FreePBX Moves on and Up !!!

In the past we mentioned that Fonality caused a few waves in the Opensource Community by developing their own version of FreePBX to work more closely with their Trixbox product, it seems that FreePBX has now entered the hands of bandwidth.com by hiring the project’s main developer as its Open Source Community Developer and is said to be committing significant resources and effort to expand the scope of the project.

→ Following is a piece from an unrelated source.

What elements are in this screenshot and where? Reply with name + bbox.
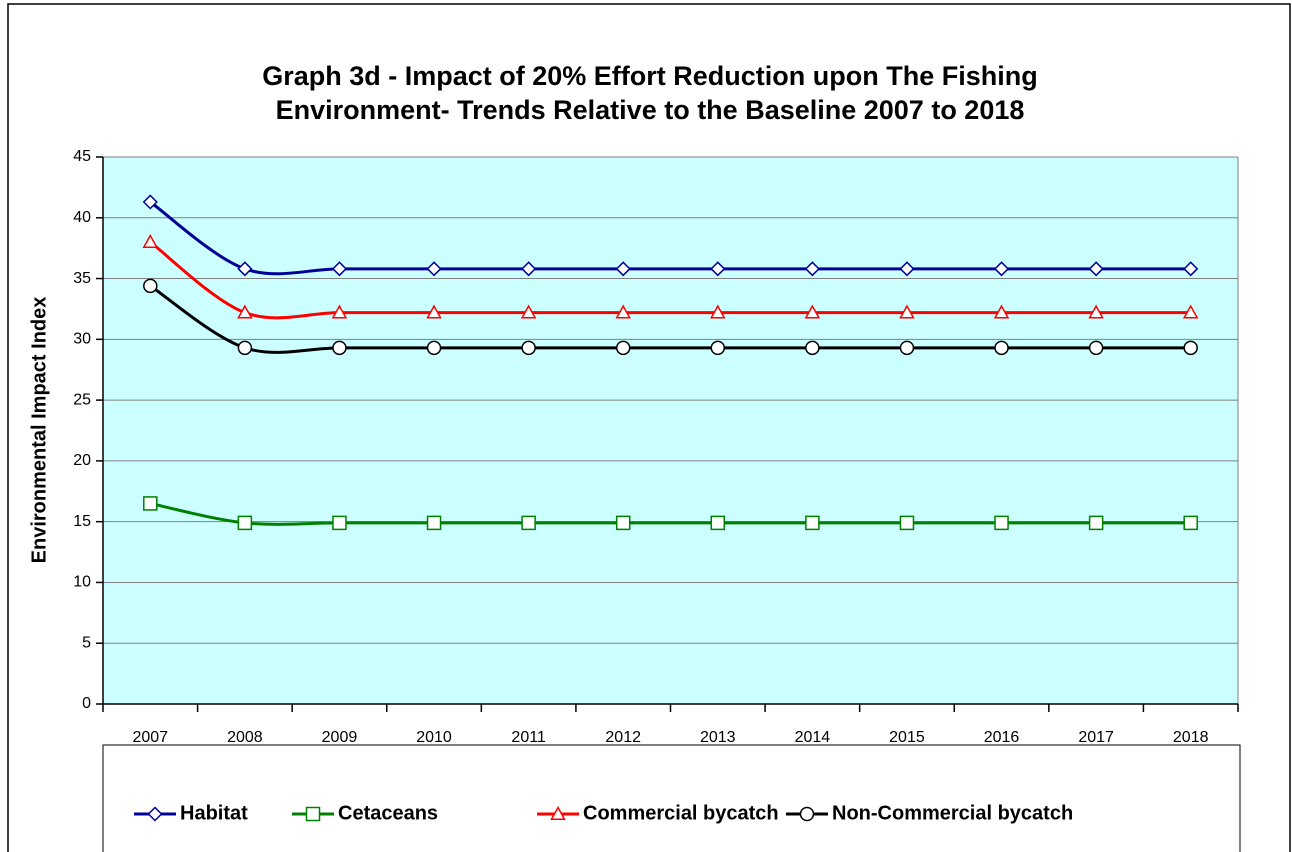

An informal announcement of bandwidth.com’s commitment to FreePBX came through the main developer Philippe Lindheimer’s blog at www.freepbx.org on 14th November in a post called “A Bright Future for FreePBX.” Lindheimer said he had “joined forces” with bandwidth.com as its Open Source Community Director and indicated both he and bandwidth.com would work to expand the scope of FreePBX and to assure it remains “open and strong.”

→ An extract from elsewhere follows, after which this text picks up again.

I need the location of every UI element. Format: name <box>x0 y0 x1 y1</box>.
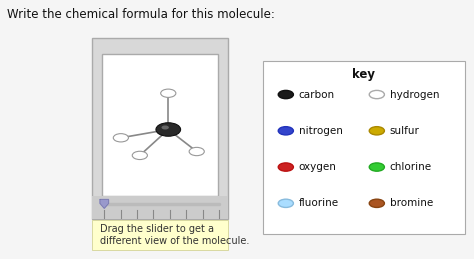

Lindheimer cited bandwidth.com’s efforts in purchasing the FreePBX trademark and its efforts with FreeSwitch as areas where the company has been helpful to the open source community. Since bandwidth.com sells VoIP and data services not software then there appears to be no conflict of interest.

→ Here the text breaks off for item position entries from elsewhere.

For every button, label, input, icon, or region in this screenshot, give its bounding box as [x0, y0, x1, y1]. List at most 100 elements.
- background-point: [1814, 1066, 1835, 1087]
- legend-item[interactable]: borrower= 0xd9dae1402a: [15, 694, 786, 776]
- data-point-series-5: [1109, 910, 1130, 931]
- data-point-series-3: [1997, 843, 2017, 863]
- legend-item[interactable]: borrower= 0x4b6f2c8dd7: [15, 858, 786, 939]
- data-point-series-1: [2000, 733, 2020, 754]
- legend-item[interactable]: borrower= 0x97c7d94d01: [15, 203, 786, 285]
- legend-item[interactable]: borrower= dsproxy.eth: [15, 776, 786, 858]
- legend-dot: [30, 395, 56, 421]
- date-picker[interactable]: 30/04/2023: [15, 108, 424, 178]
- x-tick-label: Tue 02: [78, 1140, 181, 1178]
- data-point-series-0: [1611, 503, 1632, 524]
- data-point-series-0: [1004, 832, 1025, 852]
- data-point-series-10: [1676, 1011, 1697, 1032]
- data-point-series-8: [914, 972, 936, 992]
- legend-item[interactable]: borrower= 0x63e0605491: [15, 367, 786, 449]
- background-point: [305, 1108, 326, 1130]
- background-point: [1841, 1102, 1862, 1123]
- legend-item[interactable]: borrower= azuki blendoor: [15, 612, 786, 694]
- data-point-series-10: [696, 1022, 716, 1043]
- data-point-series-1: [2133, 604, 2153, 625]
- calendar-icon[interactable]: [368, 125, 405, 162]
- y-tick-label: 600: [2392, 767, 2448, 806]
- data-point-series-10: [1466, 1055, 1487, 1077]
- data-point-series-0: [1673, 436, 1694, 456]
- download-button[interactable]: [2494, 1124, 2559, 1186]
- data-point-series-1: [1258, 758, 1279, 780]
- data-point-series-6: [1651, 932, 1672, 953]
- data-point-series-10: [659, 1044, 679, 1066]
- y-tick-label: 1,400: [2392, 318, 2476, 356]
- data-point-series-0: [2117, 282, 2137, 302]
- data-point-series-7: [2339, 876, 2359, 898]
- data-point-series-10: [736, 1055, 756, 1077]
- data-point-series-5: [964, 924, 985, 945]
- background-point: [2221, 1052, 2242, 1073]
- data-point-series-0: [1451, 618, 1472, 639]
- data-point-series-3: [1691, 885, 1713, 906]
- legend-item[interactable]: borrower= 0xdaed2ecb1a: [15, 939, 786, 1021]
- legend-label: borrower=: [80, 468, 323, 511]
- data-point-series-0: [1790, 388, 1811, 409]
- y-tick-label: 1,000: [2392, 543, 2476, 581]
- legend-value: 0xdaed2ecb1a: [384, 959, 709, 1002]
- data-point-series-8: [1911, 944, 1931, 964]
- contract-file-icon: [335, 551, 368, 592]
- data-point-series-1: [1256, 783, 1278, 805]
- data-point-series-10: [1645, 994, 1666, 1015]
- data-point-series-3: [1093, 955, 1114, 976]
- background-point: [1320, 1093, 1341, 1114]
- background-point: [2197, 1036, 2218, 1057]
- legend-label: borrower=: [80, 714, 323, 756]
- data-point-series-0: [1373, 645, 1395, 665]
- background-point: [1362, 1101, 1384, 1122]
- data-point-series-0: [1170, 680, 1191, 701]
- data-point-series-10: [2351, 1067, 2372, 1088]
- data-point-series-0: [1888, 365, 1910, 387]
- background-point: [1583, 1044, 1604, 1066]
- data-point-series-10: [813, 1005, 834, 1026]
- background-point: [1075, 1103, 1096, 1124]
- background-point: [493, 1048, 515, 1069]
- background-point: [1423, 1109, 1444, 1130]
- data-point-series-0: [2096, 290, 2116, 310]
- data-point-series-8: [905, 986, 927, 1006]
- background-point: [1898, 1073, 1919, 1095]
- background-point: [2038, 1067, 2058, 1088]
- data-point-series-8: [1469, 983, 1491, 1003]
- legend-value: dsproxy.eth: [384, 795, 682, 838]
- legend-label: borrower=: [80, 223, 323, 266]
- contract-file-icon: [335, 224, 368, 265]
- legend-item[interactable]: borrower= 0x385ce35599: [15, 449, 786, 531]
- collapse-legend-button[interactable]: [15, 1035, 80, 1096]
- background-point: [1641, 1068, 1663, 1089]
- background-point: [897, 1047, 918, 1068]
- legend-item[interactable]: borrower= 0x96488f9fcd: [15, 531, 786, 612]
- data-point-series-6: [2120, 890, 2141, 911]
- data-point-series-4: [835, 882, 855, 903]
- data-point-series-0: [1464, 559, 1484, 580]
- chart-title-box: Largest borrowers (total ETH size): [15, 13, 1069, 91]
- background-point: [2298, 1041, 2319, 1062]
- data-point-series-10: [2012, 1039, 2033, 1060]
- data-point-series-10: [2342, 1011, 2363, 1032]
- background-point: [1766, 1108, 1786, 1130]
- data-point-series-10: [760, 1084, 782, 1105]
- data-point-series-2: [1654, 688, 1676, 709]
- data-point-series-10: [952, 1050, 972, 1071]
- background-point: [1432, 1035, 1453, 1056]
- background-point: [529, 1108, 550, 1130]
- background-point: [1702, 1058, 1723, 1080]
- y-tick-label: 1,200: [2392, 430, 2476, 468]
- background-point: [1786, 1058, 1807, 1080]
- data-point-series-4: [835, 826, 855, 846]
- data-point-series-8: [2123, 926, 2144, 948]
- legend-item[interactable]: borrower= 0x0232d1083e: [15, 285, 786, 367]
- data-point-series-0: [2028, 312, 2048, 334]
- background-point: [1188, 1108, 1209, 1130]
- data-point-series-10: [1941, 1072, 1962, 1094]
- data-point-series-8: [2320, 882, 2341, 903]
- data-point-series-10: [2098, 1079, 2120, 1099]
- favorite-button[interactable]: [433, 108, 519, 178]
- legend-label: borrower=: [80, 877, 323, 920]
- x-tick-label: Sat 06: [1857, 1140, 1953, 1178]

This is the latest coup for FreePBX; the web based GUI provides preprogrammed functionality and ease of use on top of Asterisk, including features such as follow me, ring groups with calls confirmation, music on hold, conferencing, and paging and intercom functionality for many SIP phones. Digium incorporated FreePBX into its compilation of the AsteriskNow 1.5 turnkey release in October.

See the blog entry here.

BT Say Move to VoIP is Accelerating

We see that British Telecom has released one of it’s regular VoIP surveys, which they say showed increased adoption rates and planned VoIP expenditures over the next two years. Half of the respondents to the survey planned to increase VoIP expenditures during next year.

Demonstrating the Return on Investment of moving from a PSTN system to VoIP services was listed by the highest percentage (27%) of respondents as the main hurdle for a move to VoIP. Network reliability, voice quality and security were the three most important considerations for managers considering the migration to VoIP products; these three concerns were also the top concerns for the BT surveys conducted in 2005 and 2007. Around 25% of respondents stated that they were planning on switching to an IP-based network in the next year. 

Read the survey in full here

Implementation Problems for VoIP or Unified Comms

We saw a great article over at processor.com that descibes problems and pitfalls to watch out for if you are implementing VoIP or Unified Communications – the key points listed are:

  • Converged Network Woes
  • Ageing Networks will not fly
  • Business Issues Bog Down Process
  • Beware the UC Promise
  • Network Threats Plague Voice Systems

We have discussed many of these points in the past but it is useful to see the warnings laid out in a single article – the key points to watch for are:

Voice data is far more sensitive than other network data, in turn requiring specific planning and troubleshooting to avoid latency, jitter, and other quality related problems inherent in VoIP and UC technologies.

Because IP based voice systems reside on the same architecture that can suffer traditional network based attacks, it’s imperative to ensure that these systems are included in the overall enterprise security policy.